Responsible for some of the most elegant and age-worthy wines in the world, Nebbiolo, named for the ubiquitous autumnal fog (called nebbia in Italian), is the star variety of northern Italy’s Piedmont region. Grown throughout the area, as well as in the neighboring Valle d’Aosta and Valtellina, it reaches its highest potential in the Piedmontese villages of Barolo, Barbaresco and Roero. Outside of Italy, growers are still very much in the experimentation stage but some success has been achieved in parts of California. Somm Secret—If you’re new to Nebbiolo, start with a charming, wallet-friendly, early-drinking Langhe Nebbiolo or Nebbiolo d'Alba.

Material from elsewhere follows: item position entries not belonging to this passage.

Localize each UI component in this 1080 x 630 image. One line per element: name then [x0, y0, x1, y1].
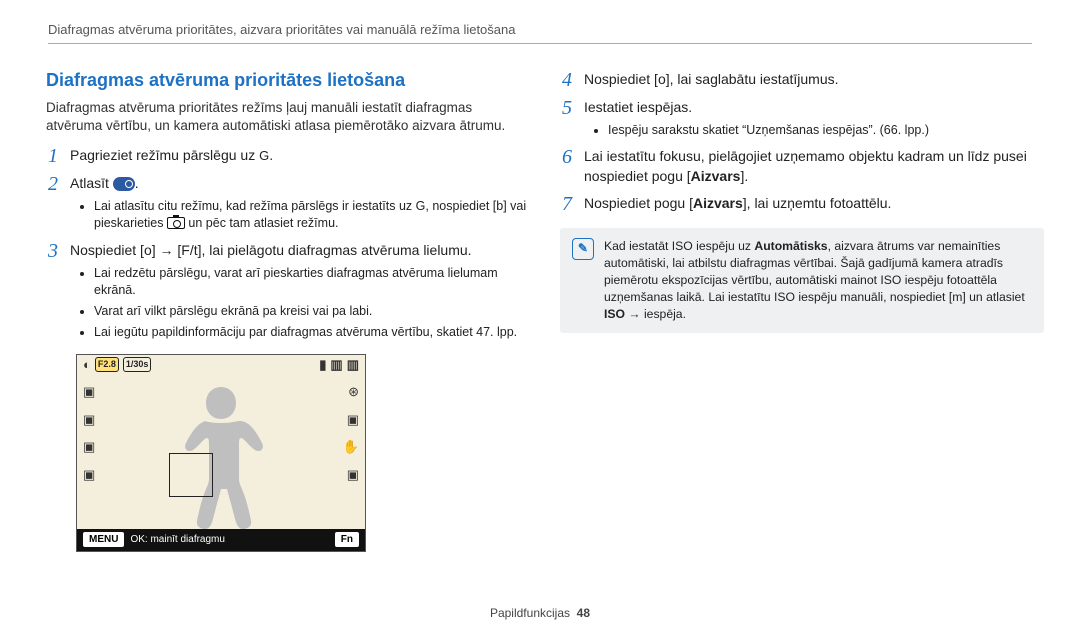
sub-bullet: Lai redzētu pārslēgu, varat arī pieskart… — [94, 265, 530, 300]
step-text: Atlasīt — [70, 175, 113, 191]
mode-dial-glyph: G — [259, 148, 269, 163]
section-heading: Diafragmas atvēruma prioritātes lietošan… — [46, 68, 530, 93]
ois-icon: ✋ — [343, 438, 359, 456]
flash-mode-icon: ⊛ — [343, 383, 359, 401]
step-2-sub: Lai atlasītu citu režīmu, kad režīma pār… — [80, 198, 530, 233]
note-text: ] un atlasiet — [962, 290, 1024, 304]
timer-icon: ▣ — [83, 438, 95, 456]
af-box — [169, 453, 213, 497]
step-number: 7 — [560, 194, 574, 214]
note-text: → iespēja. — [625, 307, 686, 321]
step-text: Nospiediet [ — [584, 71, 658, 87]
note-icon: ✎ — [572, 238, 594, 260]
mode-pill-icon — [113, 177, 135, 191]
mode-icon: ◐ — [83, 356, 91, 374]
step-text: Pagrieziet režīmu pārslēgu uz — [70, 147, 259, 163]
step-7: 7 Nospiediet pogu [Aizvars], lai uzņemtu… — [560, 194, 1044, 214]
step-body: Iestatiet iespējas. — [584, 98, 1044, 117]
step-5-sub: Iespēju sarakstu skatiet “Uzņemšanas ies… — [594, 122, 1044, 139]
shutter-bold: Aizvars — [691, 168, 741, 184]
step-body: Nospiediet [o] → [F/t], lai pielāgotu di… — [70, 241, 530, 260]
right-column: 4 Nospiediet [o], lai saglabātu iestatīj… — [550, 62, 1044, 552]
step-number: 3 — [46, 241, 60, 261]
ok-glyph: o — [658, 71, 666, 87]
signal-icon: ▥ — [330, 356, 342, 374]
card-icon: ▮ — [319, 356, 326, 374]
step-text: Nospiediet pogu [ — [584, 195, 693, 211]
sub-bullet: Varat arī vilkt pārslēgu ekrānā pa kreis… — [94, 303, 530, 320]
shutter-bold: Aizvars — [693, 195, 743, 211]
step-text: ], lai saglabātu iestatījumus. — [666, 71, 839, 87]
menu-glyph: m — [952, 290, 962, 304]
sub-text: un pēc tam atlasiet režīmu. — [185, 216, 339, 230]
glyph: G — [416, 199, 426, 213]
af-mode-icon: ▣ — [343, 411, 359, 429]
step-body: Pagrieziet režīmu pārslēgu uz G. — [70, 146, 530, 165]
note-bold: ISO — [604, 307, 625, 321]
step-number: 6 — [560, 147, 574, 167]
step-body: Nospiediet pogu [Aizvars], lai uzņemtu f… — [584, 194, 1044, 213]
step-text: ] → [ — [152, 242, 182, 258]
sub-text: , nospiediet [ — [425, 199, 496, 213]
step-number: 2 — [46, 174, 60, 194]
flash-icon: ▣ — [83, 411, 95, 429]
content-columns: Diafragmas atvēruma prioritātes lietošan… — [0, 62, 1080, 552]
battery-icon: ▥ — [347, 356, 359, 374]
camera-lcd-illustration: ◐ F2.8 1/30s ▮ ▥ ▥ ▣ ▣ ▣ ▣ ⊛ ▣ ✋ ▣ — [76, 354, 366, 552]
step-body: Atlasīt . — [70, 174, 530, 193]
header-divider — [48, 43, 1032, 44]
sub-bullet: Iespēju sarakstu skatiet “Uzņemšanas ies… — [608, 122, 1044, 139]
note-text: Kad iestatāt ISO iespēju uz — [604, 239, 754, 253]
step-number: 4 — [560, 70, 574, 90]
step-5: 5 Iestatiet iespējas. — [560, 98, 1044, 118]
step-text: ], lai pielāgotu diafragmas atvēruma lie… — [198, 242, 472, 258]
left-column: Diafragmas atvēruma prioritātes lietošan… — [36, 62, 530, 552]
lcd-bottom-bar: MENU OK: mainīt diafragmu Fn — [77, 529, 365, 551]
ok-glyph: o — [144, 242, 152, 258]
footer-page: 48 — [577, 606, 590, 620]
note-bold: Automātisks — [754, 239, 827, 253]
step-body: Nospiediet [o], lai saglabātu iestatījum… — [584, 70, 1044, 89]
section-intro: Diafragmas atvēruma prioritātes režīms ļ… — [46, 99, 530, 136]
step-text: Nospiediet [ — [70, 242, 144, 258]
step-2: 2 Atlasīt . — [46, 174, 530, 194]
step-number: 1 — [46, 146, 60, 166]
header-breadcrumb: Diafragmas atvēruma prioritātes, aizvara… — [0, 0, 1080, 43]
menu-button[interactable]: MENU — [83, 532, 124, 548]
sub-bullet: Lai atlasītu citu režīmu, kad režīma pār… — [94, 198, 530, 233]
drive-icon: ▣ — [343, 466, 359, 484]
footer-section: Papildfunkcijas — [490, 606, 570, 620]
lcd-right-icons: ⊛ ▣ ✋ ▣ — [343, 383, 359, 485]
ft-glyph: F/t — [181, 242, 197, 258]
step-6: 6 Lai iestatītu fokusu, pielāgojiet uzņe… — [560, 147, 1044, 186]
info-note: ✎ Kad iestatāt ISO iespēju uz Automātisk… — [560, 228, 1044, 333]
step-text: . — [135, 175, 139, 191]
page-footer: Papildfunkcijas 48 — [0, 606, 1080, 620]
sub-text: Lai atlasītu citu režīmu, kad režīma pār… — [94, 199, 416, 213]
note-body: Kad iestatāt ISO iespēju uz Automātisks,… — [604, 238, 1032, 323]
off-icon: ▣ — [83, 466, 95, 484]
step-4: 4 Nospiediet [o], lai saglabātu iestatīj… — [560, 70, 1044, 90]
ok-hint: OK: mainīt diafragmu — [130, 533, 224, 547]
fn-button[interactable]: Fn — [335, 532, 359, 548]
step-text: Lai iestatītu fokusu, pielāgojiet uzņema… — [584, 148, 1027, 183]
step-body: Lai iestatītu fokusu, pielāgojiet uzņema… — [584, 147, 1044, 186]
step-text: ]. — [740, 168, 748, 184]
lcd-top-bar: ◐ F2.8 1/30s ▮ ▥ ▥ — [77, 355, 365, 375]
step-text: ], lai uzņemtu fotoattēlu. — [743, 195, 892, 211]
step-1: 1 Pagrieziet režīmu pārslēgu uz G. — [46, 146, 530, 166]
step-3-sub: Lai redzētu pārslēgu, varat arī pieskart… — [80, 265, 530, 342]
aperture-indicator: F2.8 — [95, 357, 119, 371]
step-3: 3 Nospiediet [o] → [F/t], lai pielāgotu … — [46, 241, 530, 261]
sub-bullet: Lai iegūtu papildinformāciju par diafrag… — [94, 324, 530, 341]
camera-icon: ▣ — [83, 383, 95, 401]
shutter-indicator: 1/30s — [123, 357, 152, 371]
lcd-left-icons: ▣ ▣ ▣ ▣ — [83, 383, 95, 485]
step-text: . — [269, 147, 273, 163]
step-number: 5 — [560, 98, 574, 118]
camera-icon — [167, 217, 185, 229]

The center of the production of the world’s most exclusive and age-worthy red wines made from Nebbiolo, the Barolo wine region includes five core townships: La Morra, Monforte d’Alba, Serralunga d’Alba, Castiglione Falletto and the Barolo village itself, as well as a few outlying villages. The landscape of Barolo, characterized by prominent and castle-topped hills, is full of history and romance centered on the Nebbiolo grape. Its wines, with the signature “tar and roses” aromas, have a deceptively light garnet color but full presence on the palate and plenty of tannins and acidity. In a well-made Barolo wine, one can expect to find complexity and good evolution with notes of, for example, strawberry, cherry, plum, leather, truffle, anise, fresh and dried herbs, tobacco and violets.
There are two predominant soil types here, which distinguish Barolo from the lesser surrounding areas. Compact and fertile Tortonian sandy marls define the vineyards farthest west and at higher elevations. Typically the Barolo wines coming from this side, from La Morra and Barolo, can be approachable relatively early on in their evolution and represent the “feminine” side of Barolo, often closer in style to Barbaresco with elegant perfume and fresh fruit.
On the eastern side of the Barolo wine region, Helvetian soils of compressed sandstone and chalks are less fertile, producing wines with intense body, power and structured tannins. This more “masculine” style comes from Monforte d’Alba and Serralunga d’Alba. The township of Castiglione Falletto covers a spine with both soil types.
The best Barolo wines need 10-15 years before they are ready to drink, and can further age for several decades.